FactomProject / factomd

Factom Daemon
https://www.factomprotocol.org/
Other
201 stars 92 forks source link

Out of memory when building FastBoot file. Is that process suposed to consume lots of memory? #1062

Closed PaulBernier closed 3 years ago

PaulBernier commented 3 years ago

Factomd version: https://github.com/WhoSoup/factomd/tree/dev_wax_merge commit 4c31a6e82d74ae10f6fc822b89e661f397969b95

After deleting the FastBoost_custom_v13 file and starting the node, it seems to have crashed with an out of memory error (logs attached) when rebuilding that file. The node has 4Gb of memory. Why is this process using so much memory?

crash.log

WhoSoup commented 3 years ago

The code responsible for this is in state/loadDatabase.go if you want to check it out.

The way it works is:

  1. Start at the last saved height
  2. Load the DBlock, FBlock, ECBlock, ABlock, and EBlocks (and entries for required chains) for that height from the database
  3. Package all that data into a DBStateMsg
  4. Send the DBStateMsg to the MsgQueue

Now, there are two important factors in play here: A. Between the heights 81,000 and 82,000, there were two load tests and that takes up quite a bit of space. For example, the block 81,753 has 7,105 entries and 7,093 entry commits. Just the raw data itself without any overhead is 1.17MiB (~.93MiB of that is commits). Each individual commit/entry exists as a golang struct, so there is significant RAM overhead to store that data.

B. Golang has cooperative scheduling and the size of the MsgQueue where the DBStateMsgs are being sent has a size of 10,000. This means that Golang would just keep running that loop and stuffing more messages into the queue, even if there is no one reading it on the other side.

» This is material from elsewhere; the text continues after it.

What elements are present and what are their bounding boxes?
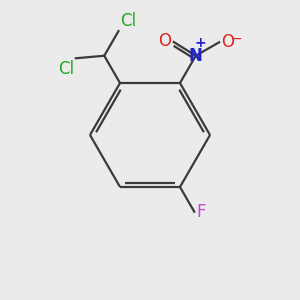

So it's certainly possible that it would take up a lot of RAM (particularly if the node only has a single core). There are definitely some changes we can make to mitigate this, such as throttling the message loop if the queue starts filling up, or redesigning this process to use a smaller queue / blocking queue.

WhoSoup commented 3 years ago

After further investigation, it seems the DBStates are pumped directly into the smaller message queue (size 50), rather than the big message queue (size 10,000), so it should at most load 50 DBStates into memory at a time. Looks like the problem may be somewhere else.

WhoSoup commented 3 years ago

Just tried investigating this again to see if I could spot the cause via pprof but I can't reproduce it. Ran the test on two separate machines:

Machine One (32GB ram)

Stayed pretty consistent at around 256MB between blocks 0 and 105,000, then jumped up to ~675MB for the remainder.

Machine Two (RPI4 w/ 2GB ram)

Watched this one closer. Stayed around 275MB system memory during the first 19,000 blocks, then slowly climbed up to around 375MB and back down to 315MB by 80k, then up to ~600MB around 128,000.

I am using a different build to you (the latest), maybe that makes a difference, or it was something else causing it. Was the machine used exclusively for factomd or something running in the background? Can you reproduce it?

Edit: Just ran it again on the same build (4c31a6e82d74ae10f6fc822b89e661f397969b95) and it turned out the same.

PaulBernier commented 3 years ago

I also deployed the latest v6.9.0-rc1 that rebuilds the fast boost v14 on the same machine I initially based this report, and this time it didn't crash. Given that and your investigation I am going to close this issue. Thank you for looking into he details.